Tuesday, November 3, 2009

Steel Pipe Geopolitics: Youngstown, France

Mayor Jay Williams in Paris after a meeting in Berlin is a great example of the globalization of local politics. National governments are cut out of the conversation. That doesn't mean that the nation-state is retreating from the international stage. However, subnational regions must have a coherent geopolitical strategy. The lesson from V&M Star:

“Obviously the market forces need to be trending in a direction that makes sense, and there’s a lot of things that go into that, but there was a sense of optimism as they looked out over the time horizon,” Williams said.

Along with the specific site and project, Williams said he also discussed with the executives the company’s overall strategy, market forces and other factors involving the decision and their timeline. “But I feel very comfortable that the Mahoning Valley site is very high up on their agenda and their radar screen,“ he said.

One of V&Ms concerns is with the unfair trading practices used by some of its international competitors, such as China, they said, and company officials hope that the United States will take “appropriate action,” according to Williams.

Last week, the U.S. International Trade Commission voted 6-0 to approve an investigation into imports of $380 million in subsidized steel pipe from China. The investigation, which could result in duties of nearly 100% on the imports, followed a petition filed by V&M and other domestic steel companies.

Williams said he would be testifying in December on the “first-hand impact” of unfair trade practices on communities like Youngstown and the Mahoning Valley, and why duties and countervailing measures should be implemented “should China continue these actions,” he said.

A company headquartered in France is demanding US protectionism on imports from China. Impacts on the economic geography of the Mahoning Valley are complicated. A bit of good news for Pittsburg, CA could be bad news for Youngstown:

In a welcome contrast to local factory closures, a venture of manufacturing companies from the United States and South Korea has opened a $135 million East Bay plant here that will make big pipes for the energy industry.

United Spiral Pipe's new state-of-the-art factory in Pittsburg will employ about 150 people, with room to expand.

The plant produces large-diameter pipes used for transmission of natural gas and oil.

The 340,000-square-foot welded pipe factory is a joint venture of American steel titan U.S. Steel Corp., South Korean steel maker POSCO and South Korean tube products maker SeAH Steel Corp.

The opening of the new plant comes at a time when the looming shutdown of the NUMMI auto factory in Fremont has ripped open numerous economic wounds.

"These are good jobs and these are well-paying jobs," said Pittsburg Mayor Nancy Parent.

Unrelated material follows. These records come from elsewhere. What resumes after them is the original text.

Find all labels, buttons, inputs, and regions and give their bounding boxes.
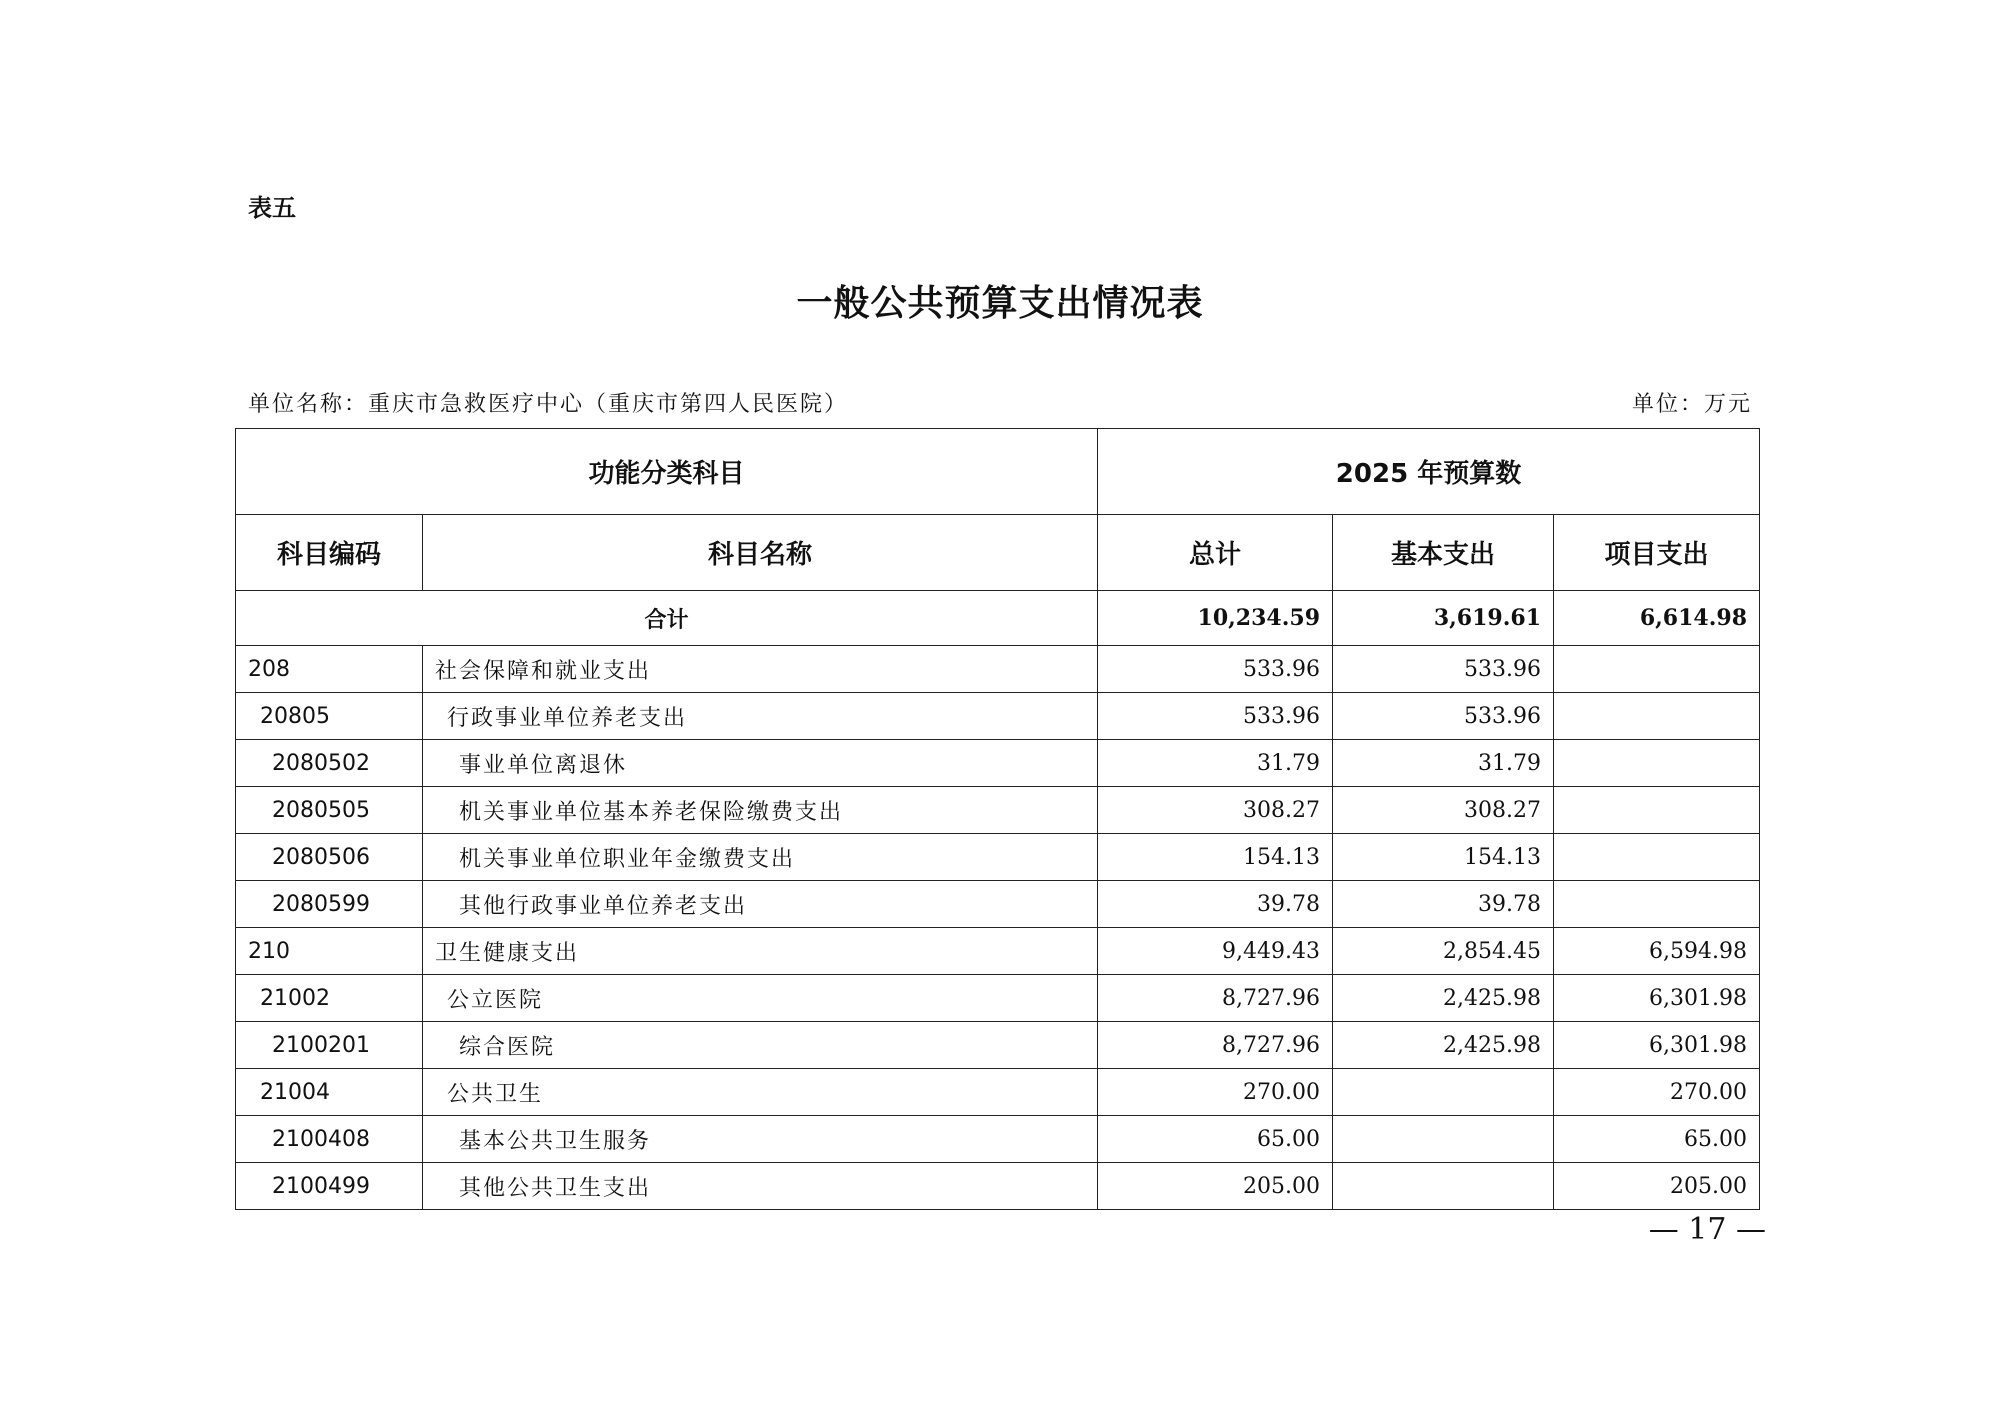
currency-unit: 单位：万元	[1631, 392, 1752, 417]
row-project: 6,594.98	[1554, 928, 1760, 975]
row-name: 行政事业单位养老支出	[423, 693, 1098, 740]
row-project: 6,301.98	[1554, 975, 1760, 1022]
row-basic: 2,425.98	[1333, 1022, 1554, 1069]
row-code: 210	[236, 928, 423, 975]
table-row	[236, 928, 1760, 975]
row-name: 其他公共卫生支出	[423, 1163, 1098, 1210]
header-name: 科目名称	[423, 515, 1098, 591]
row-basic: 308.27	[1333, 787, 1554, 834]
row-code: 208	[236, 646, 423, 693]
row-project	[1554, 834, 1760, 881]
row-project: 270.00	[1554, 1069, 1760, 1116]
row-project	[1554, 693, 1760, 740]
table-row	[236, 787, 1760, 834]
row-project	[1554, 787, 1760, 834]
table-number-label: 表五	[248, 194, 296, 222]
row-total: 533.96	[1098, 693, 1333, 740]
total-project: 6,614.98	[1554, 591, 1760, 646]
table-row	[236, 975, 1760, 1022]
row-total: 65.00	[1098, 1116, 1333, 1163]
row-code: 2100201	[236, 1022, 423, 1069]
row-basic	[1333, 1163, 1554, 1210]
row-basic: 154.13	[1333, 834, 1554, 881]
row-code: 2100499	[236, 1163, 423, 1210]
budget-table	[235, 428, 1760, 1210]
row-basic: 533.96	[1333, 646, 1554, 693]
header-basic: 基本支出	[1333, 515, 1554, 591]
row-code: 21004	[236, 1069, 423, 1116]
row-name: 机关事业单位职业年金缴费支出	[423, 834, 1098, 881]
row-code: 21002	[236, 975, 423, 1022]
row-code: 2080506	[236, 834, 423, 881]
row-project: 65.00	[1554, 1116, 1760, 1163]
row-name: 公立医院	[423, 975, 1098, 1022]
unit-name: 单位名称：重庆市急救医疗中心（重庆市第四人民医院）	[248, 392, 849, 417]
header-budget-year: 2025 年预算数	[1098, 429, 1760, 515]
row-total: 8,727.96	[1098, 1022, 1333, 1069]
row-total: 154.13	[1098, 834, 1333, 881]
table-group-header-row	[236, 429, 1760, 515]
table-row	[236, 646, 1760, 693]
table-row	[236, 740, 1760, 787]
table-row	[236, 1022, 1760, 1069]
row-project	[1554, 881, 1760, 928]
header-total: 总计	[1098, 515, 1333, 591]
row-total: 308.27	[1098, 787, 1333, 834]
table-column-header-row	[236, 515, 1760, 591]
row-basic: 533.96	[1333, 693, 1554, 740]
row-basic: 2,854.45	[1333, 928, 1554, 975]
row-code: 2080505	[236, 787, 423, 834]
row-code: 2080599	[236, 881, 423, 928]
row-code: 2100408	[236, 1116, 423, 1163]
total-label: 合计	[236, 591, 1098, 646]
row-basic: 39.78	[1333, 881, 1554, 928]
row-total: 533.96	[1098, 646, 1333, 693]
row-name: 事业单位离退休	[423, 740, 1098, 787]
total-sum: 10,234.59	[1098, 591, 1333, 646]
row-code: 2080502	[236, 740, 423, 787]
row-total: 39.78	[1098, 881, 1333, 928]
table-row	[236, 1069, 1760, 1116]
row-name: 公共卫生	[423, 1069, 1098, 1116]
row-total: 9,449.43	[1098, 928, 1333, 975]
row-basic: 2,425.98	[1333, 975, 1554, 1022]
row-project: 205.00	[1554, 1163, 1760, 1210]
row-total: 31.79	[1098, 740, 1333, 787]
table-row	[236, 1116, 1760, 1163]
row-basic	[1333, 1116, 1554, 1163]
header-code: 科目编码	[236, 515, 423, 591]
table-row	[236, 881, 1760, 928]
row-name: 卫生健康支出	[423, 928, 1098, 975]
row-total: 205.00	[1098, 1163, 1333, 1210]
table-row	[236, 1163, 1760, 1210]
header-function-category: 功能分类科目	[236, 429, 1098, 515]
row-code: 20805	[236, 693, 423, 740]
document-title: 一般公共预算支出情况表	[796, 282, 1204, 324]
row-project	[1554, 740, 1760, 787]
row-name: 其他行政事业单位养老支出	[423, 881, 1098, 928]
row-project: 6,301.98	[1554, 1022, 1760, 1069]
row-name: 基本公共卫生服务	[423, 1116, 1098, 1163]
row-total: 8,727.96	[1098, 975, 1333, 1022]
total-basic: 3,619.61	[1333, 591, 1554, 646]
page-number: — 17 —	[1648, 1212, 1766, 1247]
row-total: 270.00	[1098, 1069, 1333, 1116]
row-project	[1554, 646, 1760, 693]
table-row	[236, 834, 1760, 881]
row-basic: 31.79	[1333, 740, 1554, 787]
table-row	[236, 693, 1760, 740]
row-name: 社会保障和就业支出	[423, 646, 1098, 693]
row-name: 综合医院	[423, 1022, 1098, 1069]
header-project: 项目支出	[1554, 515, 1760, 591]
row-basic	[1333, 1069, 1554, 1116]
row-name: 机关事业单位基本养老保险缴费支出	[423, 787, 1098, 834]
total-row	[236, 591, 1760, 646]
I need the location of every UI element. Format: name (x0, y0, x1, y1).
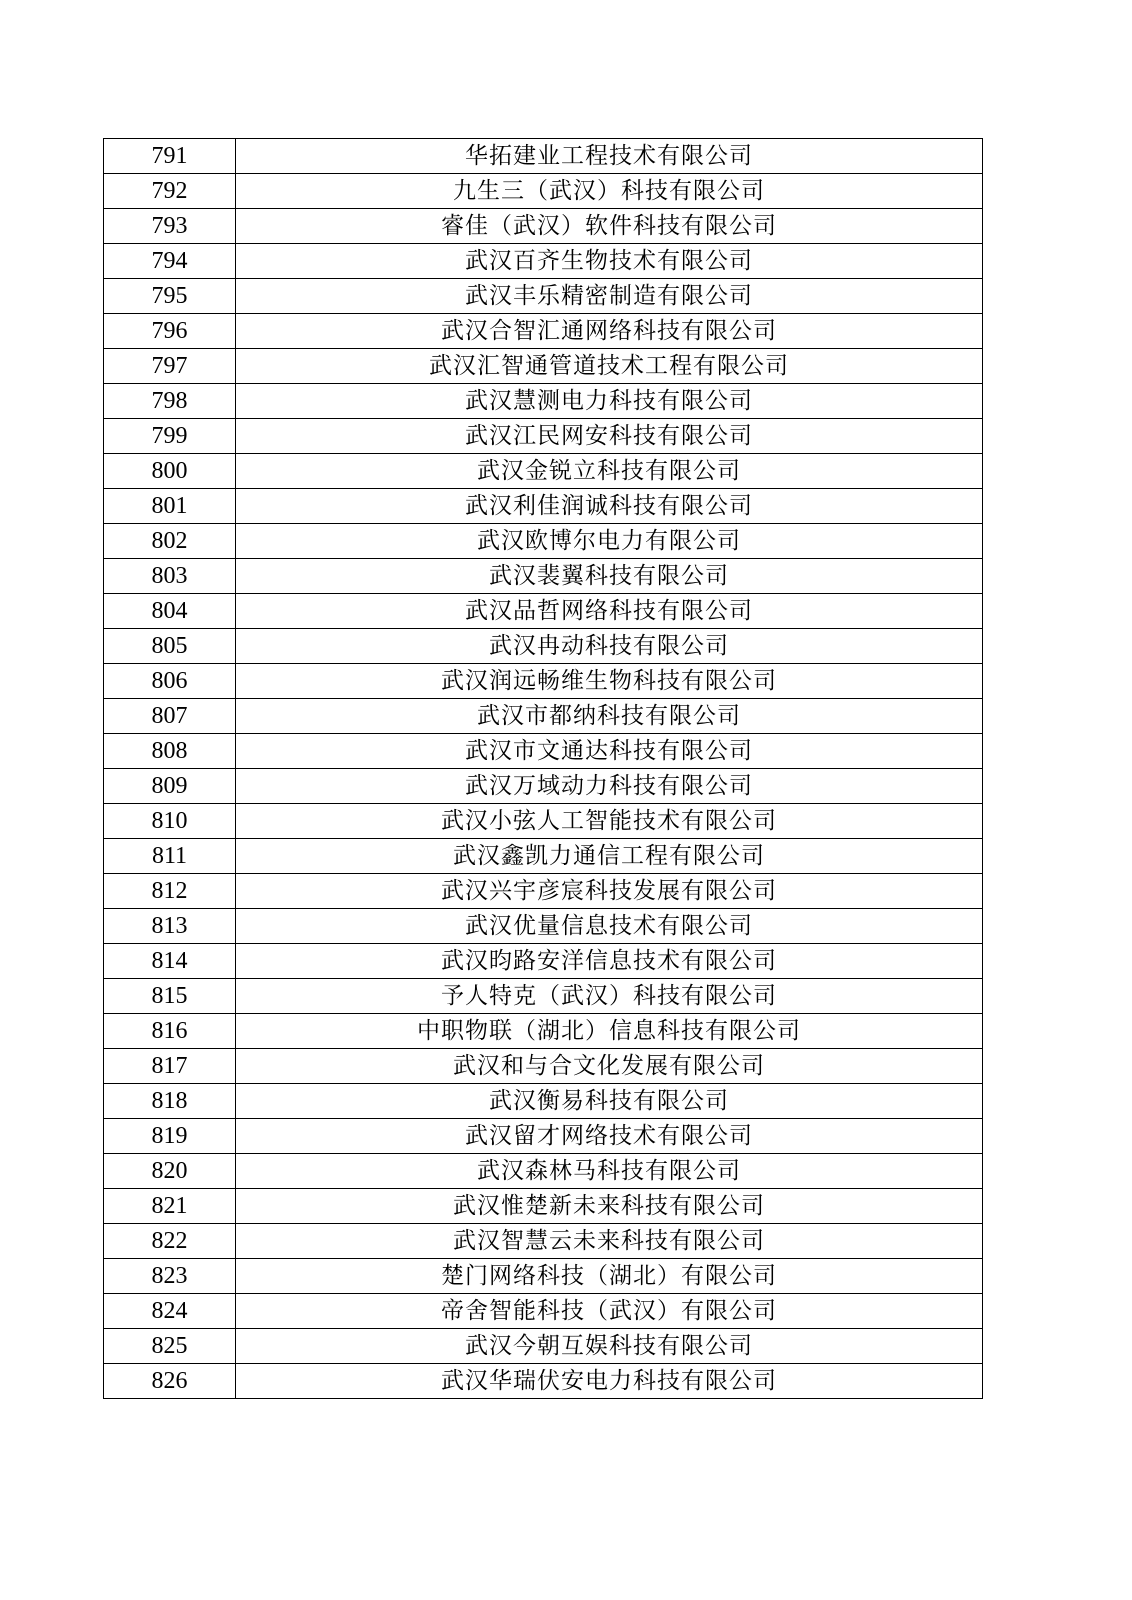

Sound familiar? It should. I see a connection between the V&M Star expansion in Youngstown and the natural gas boom headquartered in Pittsburgh, PA. In other words, I'd be shocked if the plant ended up anywhere else but in the Mahoning Valley. Williams can help the company in Paris push the United States to punish cheap steal made in China. The POSCO deal in the Bay Area reveals the bluff. Domestic production is still a strong bet despite the accusation of unfair trade practices.

Youngstown holds all the cards.


  1. Welded pipe is a vastly different product than seamless pipe, so a welded pipe plant in Pittsburg, CA would not neccesarily result in competition with V&M Star.

  2. Rick,

    I've seen references to the oil and gas industry for both steel manufacturing plants. Do you know what the products are used for(e.g. "fraccing")?